Endometriosis remains an enigma despite having been extensively studied. Its aetiology remains unclear, although there is a positive correlation with retrograde menstruation, probably with a background genetic predisposition. Traditionally, the symptoms of endometriosis are said to be pelvic pain and infertility, but, while a causal link between these symptoms and the disease is sometimes clear, the link is not always established. Treatment aimed at eliminating endometriotic deposits is effective in controlling symptoms in a proportion of patients, but recurrence is common.

Endometriosis is considered difficult to diagnose because the extent of the disease (endometriotic deposits and scar tissue) does not correlate with symptoms. The only accepted diagnostic test is direct visualisation (usually laparoscopically) by an experienced surgeon.1 Arguably, as endometriosis can be diagnosed in up to 40% of menstruating women at laparoscopy,2 it may be detected in all women at some stage of their reproductive lives, only to regress spontaneously in some. In addition, some symptoms associated with endometriosis are common. For instance, dysmenorrhoea occurs in up to 60% of women with regular menses3 and infertility occurs in about 15% of the population (of whom 30% have endometriosis).4 Hence, common conditions (mild endometriosis) may be associated with common symptoms (eg, dysmenorrhoea) by chance, not causally. The enormous variation in symptomatic expression and lack of clear correlation with the extent of endometriosis suggest the need for epidemiological studies of each symptom and of women with either mild or severe disease. This would exclude the possibility that mild endometriosis may be a normal finding in women. Epidemiological studies of women with endometriosis associated with dysmenorrhoea may find a causal link only in women with progressive dysmenorrhoea.

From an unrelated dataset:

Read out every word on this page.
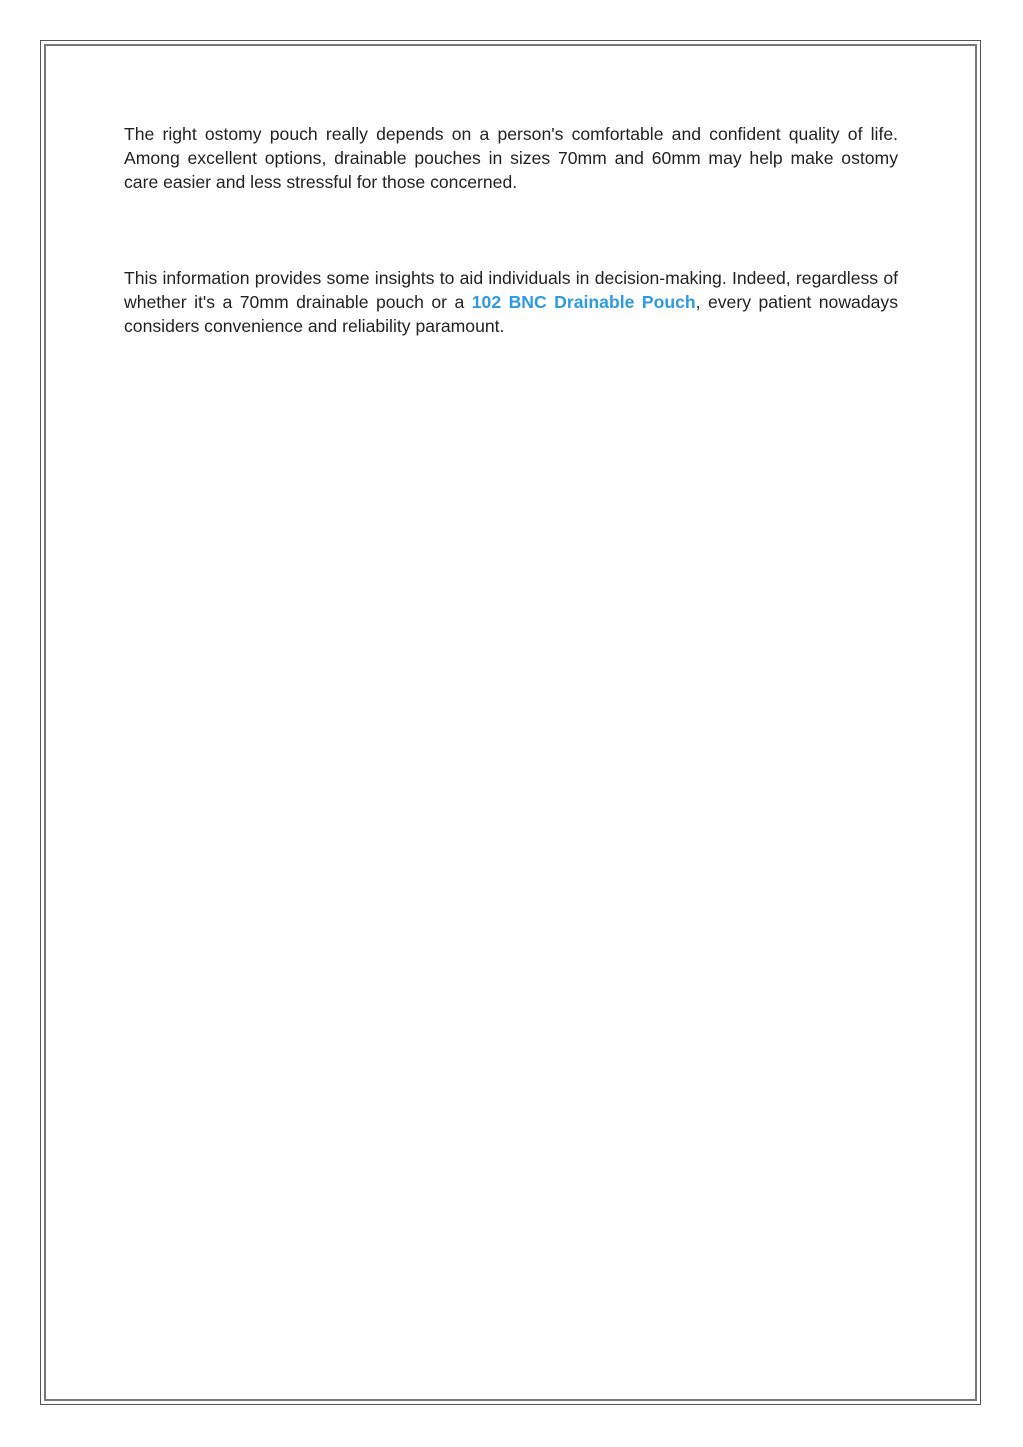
The right ostomy pouch really depends on a person's comfortable and confident quality of life. Among excellent options, drainable pouches in sizes 70mm and 60mm may help make ostomy care easier and less stressful for those concerned.

This information provides some insights to aid individuals in decision-making. Indeed, regardless of whether it's a 70mm drainable pouch or a 102 BNC Drainable Pouch, every patient nowadays considers convenience and reliability paramount.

In addition, epidemiological studies confined to specific symptoms causally associated with endometriosis (eg, dyspareunia and endometriosis in the uterosacral ligaments, progressive dysmenorrhoea and American Fertility Society stage III and IV endometriosis5) may result in consistent findings of the role of genes in disease development. 6

From observations that pregnancy resolves symptoms, particularly of dysmenorrhoea, "mimicking pregnancy" became a treatment option. Medications that resulted in amenorrhoea (such as GnRH analogues, danazol and high-dose progestogens) have been used. These work by antagonising the growth-promoting effect of oestrogens or reducing the oestrogenic stimulus for growth, as well as increasing apo-ptosis. Each of these medications has been shown in a recent Cochrane meta-analysis of randomised controlled trials to be equally effective in control of dysmenorrhoea, dyspareunia and pelvic pain, and in decreasing the bulk of endometriotic tissue.7 However, the follow-up period in these trials was usually only three to six months. Annual recurrence rates of endometriosis after treatment are generally accepted to be of the order of 10%.8 Hence, further trials with longer follow-up, and possibly comparisons with the oral contraceptive pill (which has a better side-effect profile than the other drugs), in three-monthly cycles, would be beneficial. That medical therapies are not effective for infertility associated with mild endometriosis has been well established in large-scale, randomised controlled trials.9

Another Cochrane review showed that laparoscopic ablation or excision of the endometriotic tissue is effective in treating endometriosis associated with pelvic pain. However, this conclusion was based on one randomised controlled trial10 and further trials are needed to confirm this finding. Similarly, further evidence to support the effectiveness of laparoscopic surgery for subfertility associated with endometriosis is needed to support the beneficial finding in one randomised controlled trial. This is the aim of a protocol developed by the Cochrane Library.11

While the above conclusions are based on Cochrane reviews of the best available evidence, doubt remains. All trials are subject to a chance of showing a real effect when there is a probability that there is no effect. Continued development of well conducted randomised trials will reduce the probability of an incorrect conclusion. In addition, expert opinion based on the current extensive body of literature, and taking into account the basic mechanisms of the disease process of endometriosis, will help distinguish the causal relationship between each symptom associated with endometriosis. In turn this would lead to improved clinical outcomes for patients with associated dysmenorrhoea, chronic pelvic pain, dyspareunia and infertility.

It is argued that current evidence for effective treatment of each of the symptoms associated with endometriosis could be further improved by further randomised controlled trials with clearly defined patient groups (eg, chronic pelvic pain in association with mild endometriosis, in-vitro fertilisation for three to five years of infertility associated with mild endometriosis). In addition, if results of epidemiological studies show no probable causal link between endometriosis and dysmenorrhoea then therapeutic regimens targeted at both symptom relief and monitoring progression of the disease may be more efficacious than excision of endometriotic tissue alone.

While many of our current treatment regimens are effective in some patients, continued improvement in long term health outcomes for women with endometriosis requires a mindset open to critical evaluation.